En préparant ce numéro, nous nous sommes interrogé·e·s sur la définition même de la jeunesse, la limite temporelle, la manière de l’envisager, arrivant même à nous questionner sur le sens de notre démarche. Parlée plus qu’elle ne parle, objet plus que sujet, la jeunesse est souvent instrumentalisée. Notre approche s’est finalement placée sous le signe de l’écoute. Nous avons pris le temps nécessaire pour donner à lire ce qui relève généralement du non-dit et/ou du non-exprimable, sans que cette parole soit objectivée par la médiation d’institutions sociales, politiques ou médiatiques. Retenir l’intitulé Vivre sa jeunesse s’entend aussi bien comme une affirmation qu’une interrogation portée sur les conditions mêmes de possibilité de la jeunesse.
Nos colonnes s’ouvrent sur un corpus d’auteur·e·s inconnu·e·s et de témoignages recueillis ici et ailleurs. Au fin fond du désert du sud-ouest algérien, Brahim, 24 ans, rêve d’horizons et de liberté. « Nous ne sommes pas des bêtes qui se laissent dominer », dit-il dans le reportage que nous avons réalisé au Sahara Occidental. Plus proche de nous, Ils et elles racontent par petites touches, tout en nuances, évoquant le rapport aux autres, l’apprentissage, le déroulement de leur journées et de leur nuits, leurs expériences professionnelles, sociales, politiques, amoureuses, corporelles, éducatives… On peut lire dans la somme de ces expériences subjectives un changement profond, dans une société de la longévité qui fait aujourd’hui cohabiter jusqu’à cinq générations simultanément.
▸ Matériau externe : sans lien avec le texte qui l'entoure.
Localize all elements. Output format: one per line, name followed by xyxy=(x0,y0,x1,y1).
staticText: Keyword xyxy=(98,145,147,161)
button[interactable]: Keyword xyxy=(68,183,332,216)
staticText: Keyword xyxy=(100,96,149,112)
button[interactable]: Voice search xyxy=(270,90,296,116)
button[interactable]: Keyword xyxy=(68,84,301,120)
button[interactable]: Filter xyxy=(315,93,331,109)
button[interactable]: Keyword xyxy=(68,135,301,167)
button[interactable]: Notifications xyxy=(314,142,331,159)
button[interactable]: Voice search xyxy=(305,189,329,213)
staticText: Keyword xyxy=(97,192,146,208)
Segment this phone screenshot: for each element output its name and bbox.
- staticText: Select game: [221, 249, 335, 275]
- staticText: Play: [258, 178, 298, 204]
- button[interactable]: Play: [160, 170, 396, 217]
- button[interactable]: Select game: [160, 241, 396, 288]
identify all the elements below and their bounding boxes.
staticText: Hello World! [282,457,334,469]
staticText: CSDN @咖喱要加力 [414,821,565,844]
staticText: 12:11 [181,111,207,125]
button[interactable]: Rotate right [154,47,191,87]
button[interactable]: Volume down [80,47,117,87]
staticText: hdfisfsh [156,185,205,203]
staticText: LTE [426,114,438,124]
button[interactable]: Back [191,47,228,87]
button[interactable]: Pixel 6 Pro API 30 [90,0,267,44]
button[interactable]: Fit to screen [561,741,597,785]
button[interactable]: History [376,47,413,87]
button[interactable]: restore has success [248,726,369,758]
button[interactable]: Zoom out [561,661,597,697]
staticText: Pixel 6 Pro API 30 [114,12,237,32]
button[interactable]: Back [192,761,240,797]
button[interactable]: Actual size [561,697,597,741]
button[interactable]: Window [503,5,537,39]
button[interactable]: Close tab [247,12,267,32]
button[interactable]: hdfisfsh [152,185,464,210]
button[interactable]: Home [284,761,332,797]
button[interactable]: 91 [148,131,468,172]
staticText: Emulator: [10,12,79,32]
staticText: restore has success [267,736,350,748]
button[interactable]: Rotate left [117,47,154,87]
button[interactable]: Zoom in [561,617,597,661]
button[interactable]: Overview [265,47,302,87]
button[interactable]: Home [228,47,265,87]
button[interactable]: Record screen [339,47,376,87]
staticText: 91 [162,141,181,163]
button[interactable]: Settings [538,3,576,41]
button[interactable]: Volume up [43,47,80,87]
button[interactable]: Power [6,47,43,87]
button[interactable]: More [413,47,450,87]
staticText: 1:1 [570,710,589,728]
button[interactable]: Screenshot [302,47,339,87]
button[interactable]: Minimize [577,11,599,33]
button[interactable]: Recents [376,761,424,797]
Dans cette société où les jeunes peinent à trouver leur propre espace, la cadence productiviste imposée à une pluralité de la jeunesse est souvent vécue comme intenable et absurde. À travers le statut transitoire et précaire de la jeunesse s’affirme paradoxalement une conscience qui touche de plain-pied au politique. Un engagement en clair-obscur car, dans le midi comme ailleurs, la précarisation et l’absence de perspective, qui se généralisent dans une part conséquente de la jeunesse, est habilement mis à profit par des groupuscules d’extrême droite libérant les monstres qui sommeillent en chaque groupe humain ; nous consacrons un sujet à l’émergence de la jeunesse brune en Europe.
Notre approche varie selon les personnes et le contexte des rencontres. La restitution revêt des formes différentes, passant du témoignage direct au dialogue, en transitant par des podcasts à retrouver sur le site altermidi.org ou des réflexions plus posées. Tom, Rachel, Mia, Arthur… ils sont une quinzaine entre 12 et 29 ans a avoir accepté de contribuer à la proposition que nous leur avons faite, d’évoquer à la fois les joies et les difficultés de vivre.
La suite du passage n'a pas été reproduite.